For the two men cheered on seeing the pony limp for a few yards and then fall, just beyond where his master was lying stretched out on his face.

“Poor brute!” said Dickenson in a low voice.

“He didn’t say it was butchery when that chap was knocking down our mounts at quarter this distance,” said the sergeant to himself. “But, my word, he can shoot! I shouldn’t like to change places with the Boers when he’s behind a rifle.”

Just then the men cheered, for three more of the enemy who had been stalking them were seen to spring into the saddle, lie flat down over their willing mounts, and gallop away as hard as they could to join their comrades.
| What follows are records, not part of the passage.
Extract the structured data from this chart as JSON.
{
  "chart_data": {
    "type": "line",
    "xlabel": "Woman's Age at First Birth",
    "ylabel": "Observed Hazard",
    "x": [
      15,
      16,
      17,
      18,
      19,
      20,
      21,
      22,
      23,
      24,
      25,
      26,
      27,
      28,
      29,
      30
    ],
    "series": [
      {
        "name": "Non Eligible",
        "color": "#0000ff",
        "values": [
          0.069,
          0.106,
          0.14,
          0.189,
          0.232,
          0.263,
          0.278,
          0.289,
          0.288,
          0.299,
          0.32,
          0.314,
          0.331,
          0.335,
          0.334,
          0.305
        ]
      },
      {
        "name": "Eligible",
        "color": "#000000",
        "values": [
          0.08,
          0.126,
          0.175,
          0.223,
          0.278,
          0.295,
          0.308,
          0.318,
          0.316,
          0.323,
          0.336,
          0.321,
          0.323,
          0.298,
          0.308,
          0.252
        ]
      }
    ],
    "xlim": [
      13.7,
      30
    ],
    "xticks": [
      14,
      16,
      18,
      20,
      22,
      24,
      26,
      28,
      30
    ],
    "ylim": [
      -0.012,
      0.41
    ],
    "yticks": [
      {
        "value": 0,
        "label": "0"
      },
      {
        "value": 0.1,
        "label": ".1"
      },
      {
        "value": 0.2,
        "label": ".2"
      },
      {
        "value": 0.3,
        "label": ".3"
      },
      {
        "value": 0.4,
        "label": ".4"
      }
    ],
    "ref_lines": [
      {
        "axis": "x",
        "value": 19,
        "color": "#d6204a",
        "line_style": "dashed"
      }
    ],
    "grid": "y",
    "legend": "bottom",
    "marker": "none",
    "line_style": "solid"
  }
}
“Well, we’ve stopped that game for the present, sergeant,” said Dickenson. “Perhaps we may be able to keep them off till night.—But that’s a long way off,” he said to himself, “and we’ve to fight against this scorching heat and the hunger and thirst.”
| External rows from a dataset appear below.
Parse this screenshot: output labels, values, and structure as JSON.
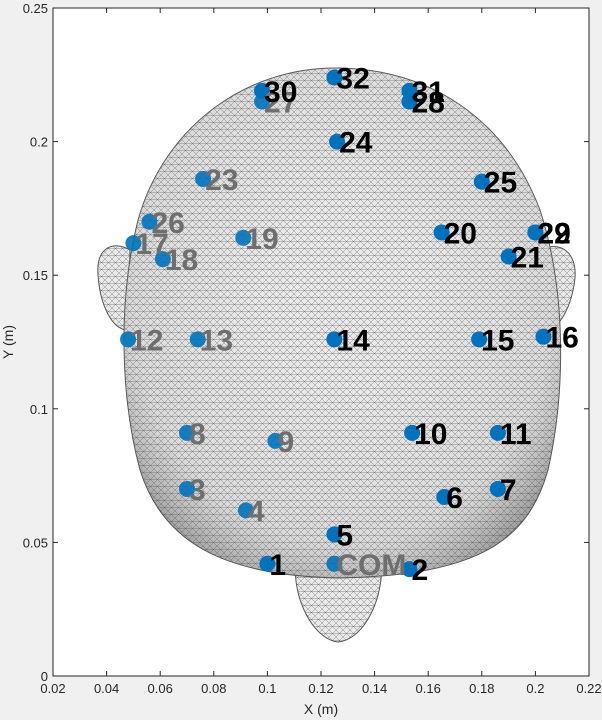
{
  "chart_data": {
    "type": "scatter",
    "title": "",
    "xlabel": "X (m)",
    "ylabel": "Y (m)",
    "xlim": [
      0.02,
      0.22
    ],
    "ylim": [
      0,
      0.25
    ],
    "grid": false,
    "xticks": [
      0.02,
      0.04,
      0.06,
      0.08,
      0.1,
      0.12,
      0.14,
      0.16,
      0.18,
      0.2,
      0.22
    ],
    "xtick_labels": [
      "0.02",
      "0.04",
      "0.06",
      "0.08",
      "0.1",
      "0.12",
      "0.14",
      "0.16",
      "0.18",
      "0.2",
      "0.22"
    ],
    "yticks": [
      0,
      0.05,
      0.1,
      0.15,
      0.2,
      0.25
    ],
    "ytick_labels": [
      "0",
      "0.05",
      "0.1",
      "0.15",
      "0.2",
      "0.25"
    ],
    "marker_color": "#0072bd",
    "mesh_color": "#555555",
    "label_color_front": "#000000",
    "label_color_back": "#6e6e6e",
    "points": [
      {
        "label": "1",
        "x": 0.1,
        "y": 0.042,
        "depth": "front"
      },
      {
        "label": "2",
        "x": 0.153,
        "y": 0.04,
        "depth": "front"
      },
      {
        "label": "3",
        "x": 0.07,
        "y": 0.07,
        "depth": "back"
      },
      {
        "label": "4",
        "x": 0.092,
        "y": 0.062,
        "depth": "back"
      },
      {
        "label": "5",
        "x": 0.125,
        "y": 0.053,
        "depth": "front"
      },
      {
        "label": "6",
        "x": 0.166,
        "y": 0.067,
        "depth": "front"
      },
      {
        "label": "7",
        "x": 0.186,
        "y": 0.07,
        "depth": "front"
      },
      {
        "label": "8",
        "x": 0.07,
        "y": 0.091,
        "depth": "back"
      },
      {
        "label": "9",
        "x": 0.103,
        "y": 0.088,
        "depth": "back"
      },
      {
        "label": "10",
        "x": 0.154,
        "y": 0.091,
        "depth": "front"
      },
      {
        "label": "11",
        "x": 0.186,
        "y": 0.091,
        "depth": "front"
      },
      {
        "label": "12",
        "x": 0.048,
        "y": 0.126,
        "depth": "back"
      },
      {
        "label": "13",
        "x": 0.074,
        "y": 0.126,
        "depth": "back"
      },
      {
        "label": "14",
        "x": 0.125,
        "y": 0.126,
        "depth": "front"
      },
      {
        "label": "15",
        "x": 0.179,
        "y": 0.126,
        "depth": "front"
      },
      {
        "label": "16",
        "x": 0.203,
        "y": 0.127,
        "depth": "front"
      },
      {
        "label": "17",
        "x": 0.05,
        "y": 0.162,
        "depth": "back"
      },
      {
        "label": "18",
        "x": 0.061,
        "y": 0.156,
        "depth": "back"
      },
      {
        "label": "19",
        "x": 0.091,
        "y": 0.164,
        "depth": "back"
      },
      {
        "label": "20",
        "x": 0.165,
        "y": 0.166,
        "depth": "front"
      },
      {
        "label": "21",
        "x": 0.19,
        "y": 0.157,
        "depth": "front"
      },
      {
        "label": "22",
        "x": 0.2,
        "y": 0.166,
        "depth": "front"
      },
      {
        "label": "23",
        "x": 0.076,
        "y": 0.186,
        "depth": "back"
      },
      {
        "label": "24",
        "x": 0.126,
        "y": 0.2,
        "depth": "front"
      },
      {
        "label": "25",
        "x": 0.18,
        "y": 0.185,
        "depth": "front"
      },
      {
        "label": "26",
        "x": 0.056,
        "y": 0.17,
        "depth": "back"
      },
      {
        "label": "27",
        "x": 0.098,
        "y": 0.215,
        "depth": "back"
      },
      {
        "label": "28",
        "x": 0.153,
        "y": 0.215,
        "depth": "front"
      },
      {
        "label": "29",
        "x": 0.2,
        "y": 0.166,
        "depth": "front"
      },
      {
        "label": "30",
        "x": 0.098,
        "y": 0.219,
        "depth": "front"
      },
      {
        "label": "31",
        "x": 0.153,
        "y": 0.219,
        "depth": "front"
      },
      {
        "label": "32",
        "x": 0.125,
        "y": 0.224,
        "depth": "front"
      },
      {
        "label": "COM",
        "x": 0.125,
        "y": 0.042,
        "depth": "back"
      }
    ]
  }
}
“Hope so, sir,” said the sergeant, in response to what he had heard; “but—”

He ceased speaking, and pointed in the direction of the patch of scrub forest where they had passed the night.

Dickenson shaded his eyes and uttered an ejaculation. Then after another long glance: “Ten—twenty—thirty,” he said, as he watched two lines of mounted men cantering out from behind the patch right and left. “Why, there must be quite thirty more.”

“I should say forty of ’em, sir.”

“Why, sergeant, they’re moving out to surround us.”